ビッグデータの解析やAIなど、情報分野の基礎として数学を学ぶことは必須だ。経産省や文科省も、進行中の「第四次産業革命」を主導するために、どうしても欠かせない科学は「第一に数学、第二に数学、そして第三に数学」と謳っている。だが、「日本人には数学嫌いが多い」という根本的な問題が横たわる。AERA2020年3月23日号は、数学教育の課題に迫った。
* * *
社会の要請に伴い、中学・高校で学ぶ「数学」の内容も変化している。鍵は高校カリキュラムの「統計シフト」だ。
18年に告示された学習指導要領改訂を受け、高校では22年から新課程が始まる。新課程では、数Bの統計のボリュームが増え、内容も高度なものになるという。具体的には、89年告示の指導要領で削除されて以来30年ぶりに復活する「検定」のほか、標本調査の設計なども扱われる。
現課程でも、数Iに「データの分析」という単元があり、箱ひげ図や四分位範囲などを学ぶ。これは5年前に新しく導入された分野だが、新課程では中2で習うことになる。
河合塾数学科講師の依田栄喜さんはこう語る。
「現在、数学Bの統計は入試でほとんど選択されないため、学校でも習わず、指導経験のある教員も少ないのではないでしょうか。新課程ではそれが必須化されます。文科省が統計の重要性を意識し、データを読み解くことができる人材を育てようとしているのは明らかです」
新課程で学んだ生徒が受験する24年度の入試では、さらに統計色が強くなると見られる。

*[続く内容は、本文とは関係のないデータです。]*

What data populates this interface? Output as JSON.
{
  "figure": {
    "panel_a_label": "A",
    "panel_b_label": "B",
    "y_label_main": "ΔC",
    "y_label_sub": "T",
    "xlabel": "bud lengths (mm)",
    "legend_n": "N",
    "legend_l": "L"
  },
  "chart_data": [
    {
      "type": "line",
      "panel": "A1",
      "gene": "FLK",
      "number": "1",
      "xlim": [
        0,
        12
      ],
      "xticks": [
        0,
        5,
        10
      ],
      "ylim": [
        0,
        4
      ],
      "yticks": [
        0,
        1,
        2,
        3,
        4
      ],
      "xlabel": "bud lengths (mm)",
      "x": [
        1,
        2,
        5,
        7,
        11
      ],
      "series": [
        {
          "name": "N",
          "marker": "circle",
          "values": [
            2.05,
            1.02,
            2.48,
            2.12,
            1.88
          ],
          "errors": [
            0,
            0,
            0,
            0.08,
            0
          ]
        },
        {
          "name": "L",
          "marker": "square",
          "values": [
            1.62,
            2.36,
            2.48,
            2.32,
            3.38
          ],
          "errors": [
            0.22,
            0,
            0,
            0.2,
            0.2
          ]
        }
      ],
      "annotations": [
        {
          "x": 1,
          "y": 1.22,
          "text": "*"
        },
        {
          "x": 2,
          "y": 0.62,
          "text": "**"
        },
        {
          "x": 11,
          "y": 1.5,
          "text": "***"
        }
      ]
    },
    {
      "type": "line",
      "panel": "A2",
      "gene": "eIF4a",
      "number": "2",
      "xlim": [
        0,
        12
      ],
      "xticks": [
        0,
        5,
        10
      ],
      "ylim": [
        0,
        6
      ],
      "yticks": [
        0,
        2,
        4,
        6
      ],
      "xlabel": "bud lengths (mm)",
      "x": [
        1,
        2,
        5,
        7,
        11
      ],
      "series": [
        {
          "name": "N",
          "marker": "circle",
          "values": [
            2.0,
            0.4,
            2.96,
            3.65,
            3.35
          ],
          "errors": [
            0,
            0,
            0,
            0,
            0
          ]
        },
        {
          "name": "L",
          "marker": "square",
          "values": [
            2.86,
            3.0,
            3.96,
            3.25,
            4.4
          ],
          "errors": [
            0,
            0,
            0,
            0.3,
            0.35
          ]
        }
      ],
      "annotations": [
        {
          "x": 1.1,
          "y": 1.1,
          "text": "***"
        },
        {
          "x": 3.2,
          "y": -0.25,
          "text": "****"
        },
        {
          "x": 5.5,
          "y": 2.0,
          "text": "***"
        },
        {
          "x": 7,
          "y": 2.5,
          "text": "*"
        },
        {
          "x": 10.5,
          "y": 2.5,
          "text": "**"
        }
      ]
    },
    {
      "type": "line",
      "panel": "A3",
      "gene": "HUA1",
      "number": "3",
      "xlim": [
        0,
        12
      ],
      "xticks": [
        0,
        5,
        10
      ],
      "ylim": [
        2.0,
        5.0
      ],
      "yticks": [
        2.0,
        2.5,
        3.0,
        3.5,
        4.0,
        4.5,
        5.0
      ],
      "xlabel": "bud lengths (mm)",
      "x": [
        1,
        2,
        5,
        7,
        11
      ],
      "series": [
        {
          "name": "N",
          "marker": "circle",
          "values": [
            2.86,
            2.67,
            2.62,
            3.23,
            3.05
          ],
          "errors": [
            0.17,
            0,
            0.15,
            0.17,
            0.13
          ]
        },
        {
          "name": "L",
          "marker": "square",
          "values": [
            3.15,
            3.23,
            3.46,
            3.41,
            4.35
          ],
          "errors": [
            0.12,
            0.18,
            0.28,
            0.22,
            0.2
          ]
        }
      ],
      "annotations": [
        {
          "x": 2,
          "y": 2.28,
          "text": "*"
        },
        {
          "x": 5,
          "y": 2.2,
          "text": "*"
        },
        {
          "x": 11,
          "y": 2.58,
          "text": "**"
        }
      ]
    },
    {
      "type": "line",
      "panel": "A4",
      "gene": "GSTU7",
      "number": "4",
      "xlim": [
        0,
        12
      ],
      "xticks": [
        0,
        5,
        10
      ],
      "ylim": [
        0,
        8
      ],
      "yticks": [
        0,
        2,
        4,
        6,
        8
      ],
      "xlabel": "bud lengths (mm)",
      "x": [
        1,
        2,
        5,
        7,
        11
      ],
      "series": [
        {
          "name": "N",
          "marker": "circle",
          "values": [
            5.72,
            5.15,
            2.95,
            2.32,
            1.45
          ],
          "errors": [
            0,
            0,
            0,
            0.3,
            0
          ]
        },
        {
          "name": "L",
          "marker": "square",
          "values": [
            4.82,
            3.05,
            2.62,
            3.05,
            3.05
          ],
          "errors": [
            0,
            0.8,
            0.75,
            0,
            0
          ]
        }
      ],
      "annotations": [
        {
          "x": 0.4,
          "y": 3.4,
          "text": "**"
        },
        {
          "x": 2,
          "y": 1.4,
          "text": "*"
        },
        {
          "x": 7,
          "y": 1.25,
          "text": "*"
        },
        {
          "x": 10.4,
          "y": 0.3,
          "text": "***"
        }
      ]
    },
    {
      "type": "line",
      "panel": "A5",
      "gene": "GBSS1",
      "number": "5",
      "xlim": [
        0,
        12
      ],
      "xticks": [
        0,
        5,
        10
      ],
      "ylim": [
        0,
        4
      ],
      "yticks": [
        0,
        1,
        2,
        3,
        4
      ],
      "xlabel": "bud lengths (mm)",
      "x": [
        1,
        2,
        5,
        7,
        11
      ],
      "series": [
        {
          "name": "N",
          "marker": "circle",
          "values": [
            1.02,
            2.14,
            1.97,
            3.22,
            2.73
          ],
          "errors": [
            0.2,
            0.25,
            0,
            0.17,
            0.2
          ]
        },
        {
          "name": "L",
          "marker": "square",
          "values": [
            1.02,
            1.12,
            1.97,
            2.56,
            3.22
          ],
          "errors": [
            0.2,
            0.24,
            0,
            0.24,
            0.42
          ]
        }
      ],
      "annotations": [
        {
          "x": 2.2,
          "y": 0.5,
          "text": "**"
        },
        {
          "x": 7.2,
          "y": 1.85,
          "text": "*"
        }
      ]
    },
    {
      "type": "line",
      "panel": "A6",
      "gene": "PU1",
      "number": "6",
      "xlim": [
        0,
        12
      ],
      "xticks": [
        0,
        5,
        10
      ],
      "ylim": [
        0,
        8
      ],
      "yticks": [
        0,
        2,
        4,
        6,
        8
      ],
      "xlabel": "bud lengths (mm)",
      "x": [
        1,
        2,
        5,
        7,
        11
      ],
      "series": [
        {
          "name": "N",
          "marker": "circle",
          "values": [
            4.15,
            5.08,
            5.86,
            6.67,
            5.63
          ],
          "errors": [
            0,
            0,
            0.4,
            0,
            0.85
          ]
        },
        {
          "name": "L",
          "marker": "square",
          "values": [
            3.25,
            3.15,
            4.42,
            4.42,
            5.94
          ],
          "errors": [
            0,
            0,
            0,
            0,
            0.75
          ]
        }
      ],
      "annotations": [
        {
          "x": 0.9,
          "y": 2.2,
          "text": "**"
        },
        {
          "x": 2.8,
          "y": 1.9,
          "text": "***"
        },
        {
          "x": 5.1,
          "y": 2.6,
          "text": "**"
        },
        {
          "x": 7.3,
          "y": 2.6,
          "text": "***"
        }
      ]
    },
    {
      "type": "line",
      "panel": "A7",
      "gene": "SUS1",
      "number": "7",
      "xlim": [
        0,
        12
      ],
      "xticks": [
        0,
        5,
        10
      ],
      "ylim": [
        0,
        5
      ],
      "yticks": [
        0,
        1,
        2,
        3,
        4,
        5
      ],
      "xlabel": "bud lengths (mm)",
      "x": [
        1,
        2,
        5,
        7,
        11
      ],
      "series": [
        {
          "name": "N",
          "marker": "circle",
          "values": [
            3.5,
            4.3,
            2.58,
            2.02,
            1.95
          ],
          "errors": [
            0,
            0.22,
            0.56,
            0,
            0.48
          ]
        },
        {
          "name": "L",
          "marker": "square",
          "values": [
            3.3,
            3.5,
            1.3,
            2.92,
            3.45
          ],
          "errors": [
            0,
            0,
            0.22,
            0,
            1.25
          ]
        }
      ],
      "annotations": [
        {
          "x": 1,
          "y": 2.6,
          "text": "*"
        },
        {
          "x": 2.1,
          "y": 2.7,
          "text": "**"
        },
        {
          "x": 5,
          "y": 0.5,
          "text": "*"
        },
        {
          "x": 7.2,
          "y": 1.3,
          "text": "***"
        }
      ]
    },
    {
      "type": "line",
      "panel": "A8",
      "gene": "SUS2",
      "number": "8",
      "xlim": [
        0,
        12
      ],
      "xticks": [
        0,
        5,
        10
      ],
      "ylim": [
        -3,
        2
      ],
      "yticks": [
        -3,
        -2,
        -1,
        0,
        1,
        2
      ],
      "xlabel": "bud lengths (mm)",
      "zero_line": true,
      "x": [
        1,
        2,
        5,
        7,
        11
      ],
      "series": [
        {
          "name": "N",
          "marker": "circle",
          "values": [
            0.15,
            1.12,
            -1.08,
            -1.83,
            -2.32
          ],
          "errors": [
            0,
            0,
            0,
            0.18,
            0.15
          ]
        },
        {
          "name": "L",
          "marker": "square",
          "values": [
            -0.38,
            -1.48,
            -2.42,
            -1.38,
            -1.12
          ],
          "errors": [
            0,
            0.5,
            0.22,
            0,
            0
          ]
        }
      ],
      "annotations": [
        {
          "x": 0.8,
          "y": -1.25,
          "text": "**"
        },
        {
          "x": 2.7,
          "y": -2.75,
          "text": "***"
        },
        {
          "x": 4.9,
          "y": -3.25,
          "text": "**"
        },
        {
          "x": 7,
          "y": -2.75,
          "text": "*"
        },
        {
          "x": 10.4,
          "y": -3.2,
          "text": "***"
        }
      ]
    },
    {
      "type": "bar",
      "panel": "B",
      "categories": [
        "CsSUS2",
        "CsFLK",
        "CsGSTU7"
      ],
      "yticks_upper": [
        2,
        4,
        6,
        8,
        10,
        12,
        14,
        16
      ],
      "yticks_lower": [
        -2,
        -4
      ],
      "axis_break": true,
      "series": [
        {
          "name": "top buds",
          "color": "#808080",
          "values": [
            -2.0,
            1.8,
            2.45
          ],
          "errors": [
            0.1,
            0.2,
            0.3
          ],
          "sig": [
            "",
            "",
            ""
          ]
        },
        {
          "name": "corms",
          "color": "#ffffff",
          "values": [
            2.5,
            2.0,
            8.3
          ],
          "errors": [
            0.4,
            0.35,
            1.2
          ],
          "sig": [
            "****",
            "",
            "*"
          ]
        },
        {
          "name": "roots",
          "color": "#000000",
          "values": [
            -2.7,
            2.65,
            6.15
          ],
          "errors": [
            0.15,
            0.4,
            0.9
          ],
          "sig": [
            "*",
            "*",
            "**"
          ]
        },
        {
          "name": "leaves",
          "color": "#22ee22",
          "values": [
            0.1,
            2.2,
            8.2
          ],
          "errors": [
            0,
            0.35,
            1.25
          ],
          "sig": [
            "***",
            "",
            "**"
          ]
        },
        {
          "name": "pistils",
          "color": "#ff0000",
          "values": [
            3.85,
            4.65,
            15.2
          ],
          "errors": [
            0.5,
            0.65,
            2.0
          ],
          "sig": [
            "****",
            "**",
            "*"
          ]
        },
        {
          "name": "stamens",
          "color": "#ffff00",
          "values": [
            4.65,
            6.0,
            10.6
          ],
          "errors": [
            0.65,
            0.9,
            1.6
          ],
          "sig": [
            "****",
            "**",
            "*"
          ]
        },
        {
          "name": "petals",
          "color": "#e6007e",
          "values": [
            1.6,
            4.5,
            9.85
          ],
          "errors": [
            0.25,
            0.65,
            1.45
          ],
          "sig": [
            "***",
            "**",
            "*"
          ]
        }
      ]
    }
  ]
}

数学の重要性が高まるなか、『「%」が分からない大学生』などの著書がある桜美林大学の芳沢光雄教授は、
「まずは日本人の数学嫌いを直す必要がある」
と主張する。TIMSS(国際数学・理科教育動向調査)の発表によれば、「数学に対する態度(大好き/好き/好きではない)」「数学を信頼している」「数学を評価している」のどの項目も、日本は最も悪いのだという。